Although the law allows the imprisonment of people who fail to obey a court ruling, such as a maintenance order, according to case law this did not apply when the person could not afford court-imposed payments, explained Giovanni Bonello, a former judge within the European Court of Human Rights.
“The imprisonment of a person who is not in a financial position to pay a debt can never serve ‘to secure the fulfilment of an obligation’, but to punish and degrade the debtor – which the (European) Convention simply does not countenance,” Dr Bonello said.
The Sunday Times reported the story of David Muscat, a 52-year-old father of three who has been jailed for a month for not paying maintenance for four months, during which time he was unemployed.
The newspaper saw documents issued by the Employment and Training Corporation showing he had been made redundant. He has since found a job.
Mr Muscat said he did not have the money to appeal the jail term and to date he was waiting for the police to knock at his door to take him to prison to serve his sentence.
Dr Bonello said what really concerns him about the case were the human rights aspects of Mr Muscat’s predicament, independently of the merits of his wife’s claims.
He pointed out that he happened to know Mr Muscat but never represented him during matrimonial litigation.
Dr Bonello said according to Protocol 4 of the European Convention on Human Rights, people could not be imprisoned for the non-payment of any civil contractual debt.
“I believe it could be argued that alimony is a debt arising from the contract of matrimony, enforced by a court judgment,” he said.
The Convention, he said, allowed the imprisonment of a person to secure the fulfilment of any obligation prescribed by law, which would include maintenance.
“But the case law of the Strasbourg Court has, wisely in my view, explained that such imprisonment would only be lawful if it is proved that the debtor had the means to fulfil that obligation and still failed to do so,” he said.
Human rights lawyer Therese Comodini Cachia agreed with this line of reasoning.
She said it was of utmost importance for the courts to ensure that parents paid their maintenance.
“But putting parents in prison when they have failed to pay maintenance because they could not afford to does raise questions under the European Convention,” she said.
It was the civil court that determined the amount of maintenance due.
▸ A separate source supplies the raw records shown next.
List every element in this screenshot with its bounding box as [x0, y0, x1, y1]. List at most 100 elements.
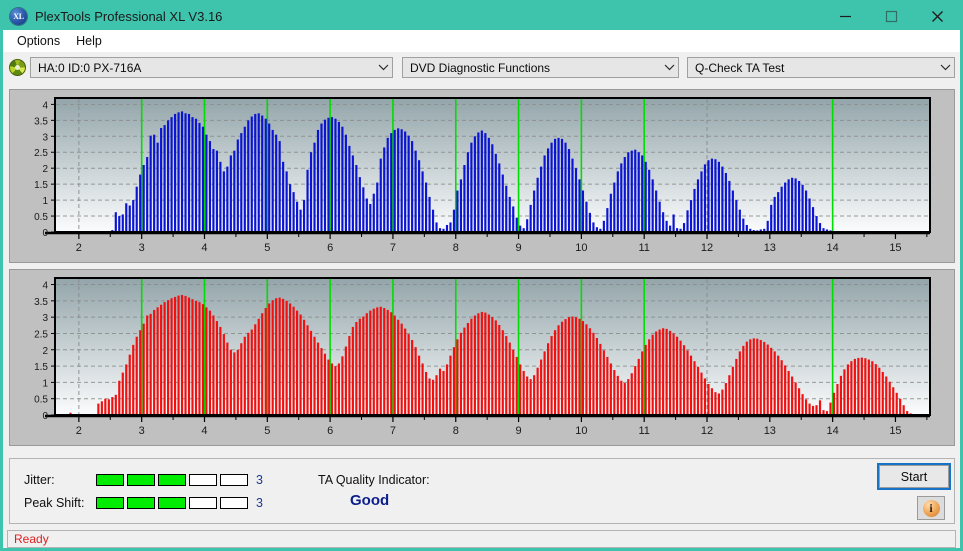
- data-bar: [536, 177, 539, 232]
- data-bar: [316, 342, 320, 415]
- data-bar: [296, 310, 299, 415]
- data-bar: [571, 316, 574, 415]
- data-bar: [533, 375, 536, 415]
- drive-select[interactable]: HA:0 ID:0 PX-716A: [30, 57, 393, 78]
- data-bar: [874, 364, 877, 415]
- data-bar: [407, 334, 410, 415]
- status-text: Ready: [14, 532, 49, 546]
- data-bar: [864, 358, 867, 415]
- data-bar: [662, 212, 665, 232]
- data-bar: [763, 341, 766, 415]
- data-bar: [804, 190, 808, 232]
- data-bar: [557, 325, 560, 415]
- data-bar: [735, 358, 738, 415]
- data-bar: [857, 357, 860, 415]
- data-bar: [602, 350, 605, 415]
- data-bar: [341, 126, 344, 232]
- x-tick-label: 3: [139, 425, 145, 437]
- data-bar: [815, 405, 818, 415]
- data-bar: [818, 400, 822, 415]
- data-bar: [787, 370, 790, 415]
- data-bar: [717, 161, 720, 232]
- data-bar: [815, 216, 818, 232]
- data-bar: [257, 113, 260, 232]
- data-bar: [411, 339, 414, 415]
- data-bar: [662, 328, 665, 415]
- data-bar: [791, 376, 794, 415]
- data-bar: [456, 190, 459, 232]
- function-select[interactable]: DVD Diagnostic Functions: [402, 57, 679, 78]
- data-bar: [282, 161, 285, 232]
- data-bar: [574, 168, 578, 232]
- menu-item-options[interactable]: Options: [9, 32, 68, 50]
- start-button[interactable]: Start: [877, 463, 951, 490]
- data-bar: [285, 300, 288, 415]
- data-bar: [257, 318, 260, 415]
- menu-item-help[interactable]: Help: [68, 32, 110, 50]
- data-bar: [567, 149, 571, 232]
- data-bar: [791, 177, 794, 232]
- data-bar: [501, 174, 504, 232]
- data-bar: [484, 133, 487, 232]
- test-select[interactable]: Q-Check TA Test: [687, 57, 955, 78]
- data-bar: [707, 384, 710, 415]
- data-bar: [337, 363, 341, 415]
- ta-quality-value: Good: [350, 492, 390, 509]
- data-bar: [742, 345, 745, 415]
- data-bar: [452, 209, 456, 232]
- data-bar: [710, 158, 714, 232]
- data-bar: [313, 336, 316, 415]
- data-bar: [247, 332, 250, 415]
- data-bar: [445, 224, 449, 232]
- data-bar: [735, 200, 738, 232]
- x-tick-label: 8: [453, 242, 459, 254]
- app-logo-icon: XL: [10, 8, 27, 25]
- test-select-value: Q-Check TA Test: [695, 60, 785, 75]
- data-bar: [139, 174, 142, 232]
- data-bar: [327, 359, 330, 415]
- data-bar: [320, 348, 323, 415]
- data-bar: [466, 152, 469, 232]
- data-bar: [773, 351, 776, 415]
- peak-shift-gauge: [96, 497, 248, 509]
- data-bar: [780, 360, 783, 415]
- data-bar: [498, 163, 501, 232]
- data-bar: [836, 384, 839, 415]
- data-bar: [268, 303, 271, 415]
- x-tick-label: 10: [575, 242, 587, 254]
- data-bar: [609, 193, 612, 232]
- minimize-icon[interactable]: [822, 3, 868, 30]
- data-bar: [268, 123, 271, 232]
- data-bar: [383, 308, 386, 415]
- data-bar: [431, 209, 435, 232]
- data-bar: [519, 364, 522, 415]
- peak-shift-value: 3: [256, 496, 263, 510]
- data-bar: [811, 207, 815, 232]
- data-bar: [655, 190, 658, 232]
- y-tick-label: 0.5: [34, 212, 48, 223]
- data-bar: [121, 214, 124, 232]
- jitter-chart-plot: 0 0.5 1 1.5 2 2.5 3 3.5 4 2 3 4 5 6 7 8 9 10 11 12 13 14 15: [10, 90, 954, 262]
- close-icon[interactable]: [914, 3, 960, 30]
- toolbar: HA:0 ID:0 PX-716A DVD Diagnostic Functio…: [3, 52, 960, 85]
- data-bar: [215, 321, 218, 415]
- data-bar: [309, 152, 313, 232]
- data-bar: [669, 330, 672, 415]
- chevron-down-icon: [374, 64, 392, 71]
- data-bar: [118, 380, 121, 415]
- data-bar: [369, 310, 372, 415]
- data-bar: [306, 169, 309, 232]
- y-tick-label: 1: [42, 378, 48, 389]
- data-bar: [679, 340, 682, 415]
- x-tick-label: 12: [701, 425, 713, 437]
- data-bar: [470, 318, 473, 415]
- data-bar: [452, 347, 456, 415]
- data-bar: [323, 119, 327, 232]
- data-bar: [250, 329, 253, 415]
- data-bar: [459, 179, 463, 232]
- data-bar: [236, 139, 239, 232]
- data-bar: [240, 133, 243, 232]
- data-bar: [745, 341, 748, 415]
- info-button[interactable]: i: [917, 496, 945, 520]
- maximize-icon[interactable]: [868, 3, 914, 30]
That same court could be asked to change the degree if circumstances changed.
Sometimes people followed this procedure but, at times, parents thought it was obvious that maintenance could not be paid and ignored the decree.
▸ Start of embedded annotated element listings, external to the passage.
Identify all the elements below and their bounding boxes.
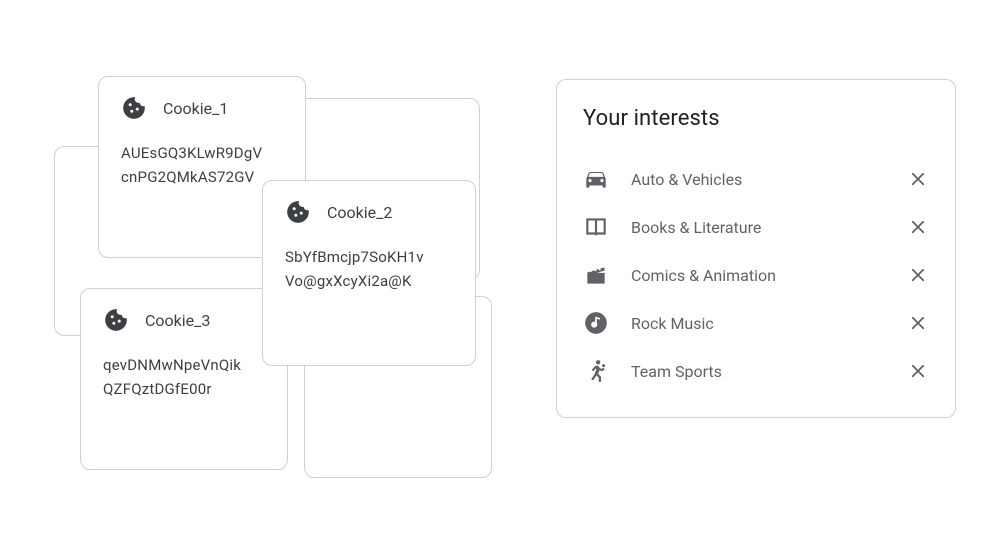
sports-icon <box>583 358 609 384</box>
cookie-icon <box>285 199 311 225</box>
music-icon <box>583 310 609 336</box>
remove-interest-button[interactable] <box>907 264 929 286</box>
remove-interest-button[interactable] <box>907 312 929 334</box>
cookie-card-2: Cookie_2 SbYfBmcjp7SoKH1v Vo@gxXcyXi2a@K <box>262 180 476 366</box>
interest-row-sports: Team Sports <box>583 347 929 395</box>
clapper-icon <box>583 262 609 288</box>
interest-label: Rock Music <box>631 314 885 333</box>
cookie-value: AUEsGQ3KLwR9DgV cnPG2QMkAS72GV <box>121 141 283 189</box>
cookie-card-3: Cookie_3 qevDNMwNpeVnQik QZFQztDGfE00r <box>80 288 288 470</box>
interest-row-music: Rock Music <box>583 299 929 347</box>
remove-interest-button[interactable] <box>907 168 929 190</box>
remove-interest-button[interactable] <box>907 216 929 238</box>
interest-label: Comics & Animation <box>631 266 885 285</box>
cookie-value: qevDNMwNpeVnQik QZFQztDGfE00r <box>103 353 265 401</box>
interest-row-auto: Auto & Vehicles <box>583 155 929 203</box>
interest-label: Team Sports <box>631 362 885 381</box>
cookie-stack: Cookie_1 AUEsGQ3KLwR9DgV cnPG2QMkAS72GV … <box>54 62 494 502</box>
interests-title: Your interests <box>583 106 929 131</box>
interest-row-comics: Comics & Animation <box>583 251 929 299</box>
cookie-icon <box>103 307 129 333</box>
interest-label: Auto & Vehicles <box>631 170 885 189</box>
cookie-icon <box>121 95 147 121</box>
interest-row-books: Books & Literature <box>583 203 929 251</box>
remove-interest-button[interactable] <box>907 360 929 382</box>
cookie-name: Cookie_2 <box>327 203 392 222</box>
cookie-value: SbYfBmcjp7SoKH1v Vo@gxXcyXi2a@K <box>285 245 453 293</box>
cookie-name: Cookie_1 <box>163 99 228 118</box>
book-icon <box>583 214 609 240</box>
car-icon <box>583 166 609 192</box>
cookie-name: Cookie_3 <box>145 311 210 330</box>
interest-label: Books & Literature <box>631 218 885 237</box>
interests-panel: Your interests Auto & Vehicles Books & L… <box>556 79 956 418</box>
“We may need to strengthen our position to ensure that while maintenance obligations are respected, the rights of those parents who have a valid reason are not violated.
“In this respect, we will need to ensure that the civil courts consider all evidence that may be produced to prove a change in circumstances and for that parent to be allowed full access to court in this respect,” she said.
Dr Comodini Cachia said the criminal court should also use its discretion and consider evidence that maintenance could not be paid for reasons beyond control.
Constitutional lawyer Ian Refalo thought the situation was not so clear cut.
While Protocol 4 abolished imprisonment for civil liabilities, maintenance was not considered a purely civil affair since it was an offence related to the non-observance of a court order.
For Prof. Refalo, being jailed for not paying maintenance, due to financial constraints, could be a breach of human rights but this was debatable.